Exhibited relics and artworks reveal a vivid picture of the cultural merging of Huns and Han people. [Photo by Jiang Dong / China Daily]
An exhibition in Beijing, combining paintings with historical items about Huns and the Central Plains, provides viewers with an in-depth observation into the two civilizations.
The innovative concept came about when Xu Rui and her colleagues from Henan Museum first saw a group of large oil paintings about Huns in 2011.
Huns were nomadic people who first appeared in Europe before the first century and according to some reports, they are related to the Xiongnu people who migrated out of the Mongolia region.
"We were overwhelmed by the vivid description of history," Xu says. "Our museum has been exploring new exhibition forms," he says.
They were inspired to plan an exhibition that combines the paintings with historical items related to Huns.
When they presented the idea to Shanggu Arts, the owner company of the art pieces, the two parties immediately reached an agreement.

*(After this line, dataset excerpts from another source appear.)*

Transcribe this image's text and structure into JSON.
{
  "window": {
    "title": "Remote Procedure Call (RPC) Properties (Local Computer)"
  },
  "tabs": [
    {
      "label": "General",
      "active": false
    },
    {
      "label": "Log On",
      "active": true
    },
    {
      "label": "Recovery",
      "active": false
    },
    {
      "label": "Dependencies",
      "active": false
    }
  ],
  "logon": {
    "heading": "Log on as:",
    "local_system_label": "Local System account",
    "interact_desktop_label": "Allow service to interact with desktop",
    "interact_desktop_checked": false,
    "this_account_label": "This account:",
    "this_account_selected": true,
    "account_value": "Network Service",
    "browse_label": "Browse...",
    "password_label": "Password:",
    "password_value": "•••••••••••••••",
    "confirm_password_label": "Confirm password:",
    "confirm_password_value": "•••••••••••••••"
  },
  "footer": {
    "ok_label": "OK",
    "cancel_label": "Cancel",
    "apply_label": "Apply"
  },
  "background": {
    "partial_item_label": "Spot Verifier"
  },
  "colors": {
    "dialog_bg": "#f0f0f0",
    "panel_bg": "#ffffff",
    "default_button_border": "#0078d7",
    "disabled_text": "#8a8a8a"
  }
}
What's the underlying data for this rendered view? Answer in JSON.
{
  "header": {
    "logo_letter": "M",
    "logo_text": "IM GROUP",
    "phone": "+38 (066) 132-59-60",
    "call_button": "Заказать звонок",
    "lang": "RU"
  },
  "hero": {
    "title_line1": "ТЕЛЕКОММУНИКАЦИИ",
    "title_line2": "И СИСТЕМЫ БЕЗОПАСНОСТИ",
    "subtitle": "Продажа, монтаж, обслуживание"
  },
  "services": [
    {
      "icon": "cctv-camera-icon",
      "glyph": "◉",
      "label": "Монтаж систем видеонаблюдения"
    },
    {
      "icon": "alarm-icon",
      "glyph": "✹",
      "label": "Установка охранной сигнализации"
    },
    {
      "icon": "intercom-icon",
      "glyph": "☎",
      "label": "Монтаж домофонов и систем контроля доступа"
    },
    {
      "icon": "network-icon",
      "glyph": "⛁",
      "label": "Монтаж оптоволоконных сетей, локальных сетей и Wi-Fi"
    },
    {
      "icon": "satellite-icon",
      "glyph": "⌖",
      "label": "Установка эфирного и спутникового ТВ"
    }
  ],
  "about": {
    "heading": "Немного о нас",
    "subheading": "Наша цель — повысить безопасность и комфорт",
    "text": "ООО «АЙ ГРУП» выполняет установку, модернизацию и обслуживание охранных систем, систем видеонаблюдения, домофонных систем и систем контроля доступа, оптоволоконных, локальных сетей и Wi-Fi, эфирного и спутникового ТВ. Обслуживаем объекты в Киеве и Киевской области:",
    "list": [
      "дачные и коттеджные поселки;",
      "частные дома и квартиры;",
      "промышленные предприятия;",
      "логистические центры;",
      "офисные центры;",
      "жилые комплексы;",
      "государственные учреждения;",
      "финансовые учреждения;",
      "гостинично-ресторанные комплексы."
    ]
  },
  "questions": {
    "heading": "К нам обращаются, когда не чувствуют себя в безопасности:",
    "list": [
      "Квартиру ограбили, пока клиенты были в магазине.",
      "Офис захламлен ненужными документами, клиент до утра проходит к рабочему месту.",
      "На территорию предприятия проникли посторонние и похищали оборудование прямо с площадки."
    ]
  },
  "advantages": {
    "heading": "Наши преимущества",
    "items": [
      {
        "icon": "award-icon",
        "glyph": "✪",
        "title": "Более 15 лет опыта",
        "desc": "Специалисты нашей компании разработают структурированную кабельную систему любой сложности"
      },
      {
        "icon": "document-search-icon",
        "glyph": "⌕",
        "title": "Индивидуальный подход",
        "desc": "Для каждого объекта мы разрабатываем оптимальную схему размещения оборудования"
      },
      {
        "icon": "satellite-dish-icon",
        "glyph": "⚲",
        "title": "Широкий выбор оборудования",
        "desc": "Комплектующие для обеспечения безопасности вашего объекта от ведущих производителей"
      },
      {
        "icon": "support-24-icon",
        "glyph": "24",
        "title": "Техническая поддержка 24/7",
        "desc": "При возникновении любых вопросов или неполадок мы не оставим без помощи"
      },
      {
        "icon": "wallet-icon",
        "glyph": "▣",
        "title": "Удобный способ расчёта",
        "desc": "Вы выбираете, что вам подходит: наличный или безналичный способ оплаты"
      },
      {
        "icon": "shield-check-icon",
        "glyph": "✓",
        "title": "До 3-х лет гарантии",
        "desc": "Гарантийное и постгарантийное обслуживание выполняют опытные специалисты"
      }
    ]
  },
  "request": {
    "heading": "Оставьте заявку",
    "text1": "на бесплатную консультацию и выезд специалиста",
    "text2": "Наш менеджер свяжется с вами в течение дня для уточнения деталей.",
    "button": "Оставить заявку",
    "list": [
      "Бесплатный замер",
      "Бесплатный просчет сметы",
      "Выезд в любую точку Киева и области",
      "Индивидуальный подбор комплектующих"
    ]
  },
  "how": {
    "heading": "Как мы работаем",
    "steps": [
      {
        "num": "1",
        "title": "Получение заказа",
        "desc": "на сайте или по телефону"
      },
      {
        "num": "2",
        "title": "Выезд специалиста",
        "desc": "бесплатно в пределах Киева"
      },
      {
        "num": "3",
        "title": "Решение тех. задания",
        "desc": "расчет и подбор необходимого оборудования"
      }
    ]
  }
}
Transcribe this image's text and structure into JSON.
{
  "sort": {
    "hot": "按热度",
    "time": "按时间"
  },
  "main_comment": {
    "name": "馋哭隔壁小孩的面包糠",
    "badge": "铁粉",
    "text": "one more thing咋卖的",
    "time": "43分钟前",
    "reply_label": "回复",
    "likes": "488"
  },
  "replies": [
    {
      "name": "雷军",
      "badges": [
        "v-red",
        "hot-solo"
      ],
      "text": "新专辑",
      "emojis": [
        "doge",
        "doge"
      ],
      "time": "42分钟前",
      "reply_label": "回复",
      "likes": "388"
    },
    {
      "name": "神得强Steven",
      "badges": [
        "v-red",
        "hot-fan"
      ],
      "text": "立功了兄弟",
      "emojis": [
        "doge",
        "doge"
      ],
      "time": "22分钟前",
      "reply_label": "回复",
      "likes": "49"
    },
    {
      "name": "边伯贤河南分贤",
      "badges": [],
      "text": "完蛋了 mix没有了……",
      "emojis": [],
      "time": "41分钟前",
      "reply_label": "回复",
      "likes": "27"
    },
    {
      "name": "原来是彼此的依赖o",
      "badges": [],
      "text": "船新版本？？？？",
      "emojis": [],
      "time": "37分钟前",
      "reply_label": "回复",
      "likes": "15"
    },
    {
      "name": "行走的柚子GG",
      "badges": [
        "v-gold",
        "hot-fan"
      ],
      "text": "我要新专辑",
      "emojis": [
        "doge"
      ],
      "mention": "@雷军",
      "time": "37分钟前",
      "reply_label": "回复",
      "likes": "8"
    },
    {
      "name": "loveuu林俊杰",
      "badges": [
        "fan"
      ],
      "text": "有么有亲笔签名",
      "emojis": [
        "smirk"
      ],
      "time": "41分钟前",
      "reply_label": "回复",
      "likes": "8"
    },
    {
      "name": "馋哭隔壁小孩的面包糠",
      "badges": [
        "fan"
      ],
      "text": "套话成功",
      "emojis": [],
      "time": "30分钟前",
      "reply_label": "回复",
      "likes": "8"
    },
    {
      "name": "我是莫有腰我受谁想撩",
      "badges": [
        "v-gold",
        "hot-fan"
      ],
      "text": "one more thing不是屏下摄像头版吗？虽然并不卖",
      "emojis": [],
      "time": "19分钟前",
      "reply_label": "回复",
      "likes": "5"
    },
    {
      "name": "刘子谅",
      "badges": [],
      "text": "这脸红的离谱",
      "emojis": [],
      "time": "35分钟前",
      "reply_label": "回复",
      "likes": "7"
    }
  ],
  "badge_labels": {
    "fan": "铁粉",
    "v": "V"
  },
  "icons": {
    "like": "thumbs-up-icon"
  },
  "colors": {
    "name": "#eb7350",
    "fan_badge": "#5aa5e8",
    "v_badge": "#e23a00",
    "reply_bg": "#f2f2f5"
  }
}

They bounced their exhibition concept off curators and experts from museums of the Inner Mongolia and Ningxia Hui autonomous regions and Gansu province, and were met with support. Each museum contributed its reserved relic pieces.
The result of their hard work is the exhibition, Huns and the Central Plains: Collision and Mergence of the Two Civilizations, now housed at the Beijing World Art Museum of the China Millennium Monument. The show displays 115 pieces and sets of artifacts and 28 large oil paintings on related historical subjects.
The exhibition received overwhelming response when it was held in Henan province and Inner Mongolia last year.
"When I saw the exhibition in Zhengzhou (Henan's provincial capital), I became deeply interested in its subject and theme. After a year of concerted efforts, it is now presented here," says Wang Limei, curator of the Beijing World Art Museum.
The exhibition received more than 2,700 visitors during the first two days, according to the museum's executive curator Zhou Wei.
"It is our first attempt at combining artifacts with art. The oil paintings give a vivid interpretation of the meanings of the artifacts, while the artifacts attest to the historical facts represented by the paintings," Wang says.